Mi affacciai al finestrino e trovai strano quel paesaggio privo di palme e spiagge. Per me era surreale dover indossare una sciarpa e degli indumenti che non fossero pantaloncini o magliette.

"Se fossi arrivata una settimana fa, avresti visto la neve." disse Liam, seduto di fronte a me.

Mi voltai verso i due sedili anteriori e "davvero?" chiesi stupefatta.

Non avevo mai visto la neve in vita mia e avevo sempre sognato di poterci sprofondare dentro come una bambina piccola.

Christopher sorrise non appena vide il mio entusiasmo. In effetti, fino a quel momento, mi aveva vista solamente silenziosa e imbronciata.

"Non preoccuparti, nevicherà di nuovo." disse Liam, sorridendo.

Quella mattina eravamo partiti abbastanza presto dall'albergo in cui avevamo trascorso la notte. A colazione Christopher mi aveva raccontato di essersi risposato. Mi pareva si chiamasse Lauren sua moglie. Aveva anche due figlie, Ruth e Nicola.

Non mi piaceva l'idea di dover vivere in una famiglia numerosa. Non ero abituata e non avevo intenzione di abituarmici.

In più, a quanto mi era stato detto, Christopher aveva detto di me a Lauren attraverso una telefonata. Quindi pensai che non sarei stata affatto la benvenuta come si era assicurato di farmi credere lui la sera prima.

Notai che le case di quella città erano caratterizzate, quasi tutte, da mattoncini rossi.

Lo era anche la casa davanti alla quale ci fermammo. 

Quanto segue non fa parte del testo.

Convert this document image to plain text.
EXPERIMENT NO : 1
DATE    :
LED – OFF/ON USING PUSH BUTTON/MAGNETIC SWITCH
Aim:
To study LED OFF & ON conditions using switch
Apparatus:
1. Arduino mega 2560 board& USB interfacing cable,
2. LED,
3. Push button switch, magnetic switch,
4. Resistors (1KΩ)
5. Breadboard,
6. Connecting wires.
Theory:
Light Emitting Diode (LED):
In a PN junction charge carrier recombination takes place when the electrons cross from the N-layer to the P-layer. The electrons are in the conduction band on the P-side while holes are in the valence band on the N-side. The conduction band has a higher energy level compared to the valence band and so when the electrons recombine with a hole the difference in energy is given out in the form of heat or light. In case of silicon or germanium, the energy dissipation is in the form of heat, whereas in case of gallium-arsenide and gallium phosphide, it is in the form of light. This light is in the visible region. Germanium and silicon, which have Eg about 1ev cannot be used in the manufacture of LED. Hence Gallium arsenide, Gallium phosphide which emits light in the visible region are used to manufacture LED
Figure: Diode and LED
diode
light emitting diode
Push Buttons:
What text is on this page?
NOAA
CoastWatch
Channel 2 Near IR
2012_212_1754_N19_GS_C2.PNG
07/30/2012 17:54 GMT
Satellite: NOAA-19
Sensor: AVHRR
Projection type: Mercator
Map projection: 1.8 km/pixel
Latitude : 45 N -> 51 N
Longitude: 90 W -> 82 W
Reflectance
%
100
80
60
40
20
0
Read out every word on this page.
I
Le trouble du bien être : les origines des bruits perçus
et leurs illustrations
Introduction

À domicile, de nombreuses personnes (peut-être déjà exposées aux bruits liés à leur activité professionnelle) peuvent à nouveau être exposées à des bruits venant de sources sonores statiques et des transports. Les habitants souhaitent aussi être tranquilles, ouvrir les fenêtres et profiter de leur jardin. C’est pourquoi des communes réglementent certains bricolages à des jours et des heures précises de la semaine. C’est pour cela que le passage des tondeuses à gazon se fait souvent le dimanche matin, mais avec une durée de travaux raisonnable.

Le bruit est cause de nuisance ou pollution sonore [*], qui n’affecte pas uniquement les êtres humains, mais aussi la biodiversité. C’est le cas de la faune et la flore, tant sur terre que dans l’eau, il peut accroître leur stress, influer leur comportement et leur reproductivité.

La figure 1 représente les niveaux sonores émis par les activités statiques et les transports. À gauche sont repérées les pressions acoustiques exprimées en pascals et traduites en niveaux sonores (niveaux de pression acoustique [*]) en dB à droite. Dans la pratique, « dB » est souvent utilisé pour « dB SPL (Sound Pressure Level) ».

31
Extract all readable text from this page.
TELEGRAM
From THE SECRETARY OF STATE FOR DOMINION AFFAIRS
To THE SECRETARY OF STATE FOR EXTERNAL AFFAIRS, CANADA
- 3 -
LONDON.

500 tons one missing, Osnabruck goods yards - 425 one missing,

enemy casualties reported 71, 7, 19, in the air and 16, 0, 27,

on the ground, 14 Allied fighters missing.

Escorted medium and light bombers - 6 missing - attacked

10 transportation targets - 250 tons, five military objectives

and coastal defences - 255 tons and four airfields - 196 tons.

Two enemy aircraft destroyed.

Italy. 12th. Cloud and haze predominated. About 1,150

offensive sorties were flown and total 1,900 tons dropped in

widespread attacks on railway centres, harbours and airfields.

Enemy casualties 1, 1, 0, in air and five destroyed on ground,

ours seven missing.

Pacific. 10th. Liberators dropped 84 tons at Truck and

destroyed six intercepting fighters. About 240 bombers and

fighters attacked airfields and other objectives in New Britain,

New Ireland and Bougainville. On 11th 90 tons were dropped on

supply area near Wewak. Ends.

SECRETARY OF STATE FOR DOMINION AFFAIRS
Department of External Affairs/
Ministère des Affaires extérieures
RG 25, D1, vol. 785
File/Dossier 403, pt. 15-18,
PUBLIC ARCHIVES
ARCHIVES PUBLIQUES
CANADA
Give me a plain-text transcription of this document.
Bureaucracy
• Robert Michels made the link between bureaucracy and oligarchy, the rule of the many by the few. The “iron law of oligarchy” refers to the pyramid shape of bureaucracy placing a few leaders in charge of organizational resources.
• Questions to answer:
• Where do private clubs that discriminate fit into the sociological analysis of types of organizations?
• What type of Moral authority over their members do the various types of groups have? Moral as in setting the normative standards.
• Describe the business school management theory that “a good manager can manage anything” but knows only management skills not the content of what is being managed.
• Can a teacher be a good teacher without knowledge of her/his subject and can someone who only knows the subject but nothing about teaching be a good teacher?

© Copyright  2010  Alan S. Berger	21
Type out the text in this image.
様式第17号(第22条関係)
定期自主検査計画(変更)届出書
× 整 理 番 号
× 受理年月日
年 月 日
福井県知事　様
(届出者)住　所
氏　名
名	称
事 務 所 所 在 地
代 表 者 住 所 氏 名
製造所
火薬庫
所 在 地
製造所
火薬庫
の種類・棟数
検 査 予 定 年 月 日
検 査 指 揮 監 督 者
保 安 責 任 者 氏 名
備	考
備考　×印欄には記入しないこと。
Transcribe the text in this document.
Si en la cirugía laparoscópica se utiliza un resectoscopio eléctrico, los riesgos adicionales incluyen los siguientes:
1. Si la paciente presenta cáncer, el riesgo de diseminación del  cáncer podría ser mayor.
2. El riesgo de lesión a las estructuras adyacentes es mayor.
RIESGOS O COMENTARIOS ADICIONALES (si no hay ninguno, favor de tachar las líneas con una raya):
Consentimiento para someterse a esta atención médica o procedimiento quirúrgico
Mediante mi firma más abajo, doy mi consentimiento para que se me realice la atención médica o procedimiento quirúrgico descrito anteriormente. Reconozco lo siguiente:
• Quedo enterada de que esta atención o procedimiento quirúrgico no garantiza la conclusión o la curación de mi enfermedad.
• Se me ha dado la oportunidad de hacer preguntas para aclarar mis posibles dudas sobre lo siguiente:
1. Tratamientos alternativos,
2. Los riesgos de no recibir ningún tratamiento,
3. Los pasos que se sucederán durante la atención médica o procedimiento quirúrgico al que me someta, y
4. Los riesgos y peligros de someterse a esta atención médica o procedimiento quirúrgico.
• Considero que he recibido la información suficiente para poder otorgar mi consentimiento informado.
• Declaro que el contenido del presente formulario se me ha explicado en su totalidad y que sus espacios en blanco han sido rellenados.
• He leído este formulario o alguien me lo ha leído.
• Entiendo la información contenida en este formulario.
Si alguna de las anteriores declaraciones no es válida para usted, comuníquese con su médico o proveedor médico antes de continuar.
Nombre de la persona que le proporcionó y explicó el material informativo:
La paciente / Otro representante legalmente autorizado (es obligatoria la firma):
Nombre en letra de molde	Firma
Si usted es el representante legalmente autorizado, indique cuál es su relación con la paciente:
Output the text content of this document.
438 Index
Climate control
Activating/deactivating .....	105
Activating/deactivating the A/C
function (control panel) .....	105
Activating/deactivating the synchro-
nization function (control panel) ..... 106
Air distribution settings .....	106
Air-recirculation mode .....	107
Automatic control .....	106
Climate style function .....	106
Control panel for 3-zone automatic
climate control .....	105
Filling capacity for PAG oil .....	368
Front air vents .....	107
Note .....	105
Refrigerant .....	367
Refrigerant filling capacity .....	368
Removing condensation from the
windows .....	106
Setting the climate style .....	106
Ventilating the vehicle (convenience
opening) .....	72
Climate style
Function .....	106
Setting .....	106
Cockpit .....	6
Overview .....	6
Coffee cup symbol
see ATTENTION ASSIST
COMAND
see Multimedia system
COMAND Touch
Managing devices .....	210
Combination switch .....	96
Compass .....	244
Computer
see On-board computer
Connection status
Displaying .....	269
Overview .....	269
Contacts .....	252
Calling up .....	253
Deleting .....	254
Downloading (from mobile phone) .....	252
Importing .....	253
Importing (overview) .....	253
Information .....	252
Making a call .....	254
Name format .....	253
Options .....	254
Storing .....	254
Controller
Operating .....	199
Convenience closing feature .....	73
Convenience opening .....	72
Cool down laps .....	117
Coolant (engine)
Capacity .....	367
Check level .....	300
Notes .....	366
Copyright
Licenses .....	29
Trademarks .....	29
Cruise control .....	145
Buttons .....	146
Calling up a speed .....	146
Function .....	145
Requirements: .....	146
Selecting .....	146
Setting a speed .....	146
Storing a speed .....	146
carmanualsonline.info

Christopher parcheggiò la macchina e scese, dirigendosi verso il bagagliaio per recuperare la mia valigia.

Liam si voltò verso i sedili posteriori, dov'ero seduta io.

"Nicola a volte è insopportabile, ma Ruth è simpatica." disse.

Non potei fare a meno di pensare che non mi interessasse. Non avevo intenzione di parlare con nessuna delle due comunque. Così annuii disinteressata.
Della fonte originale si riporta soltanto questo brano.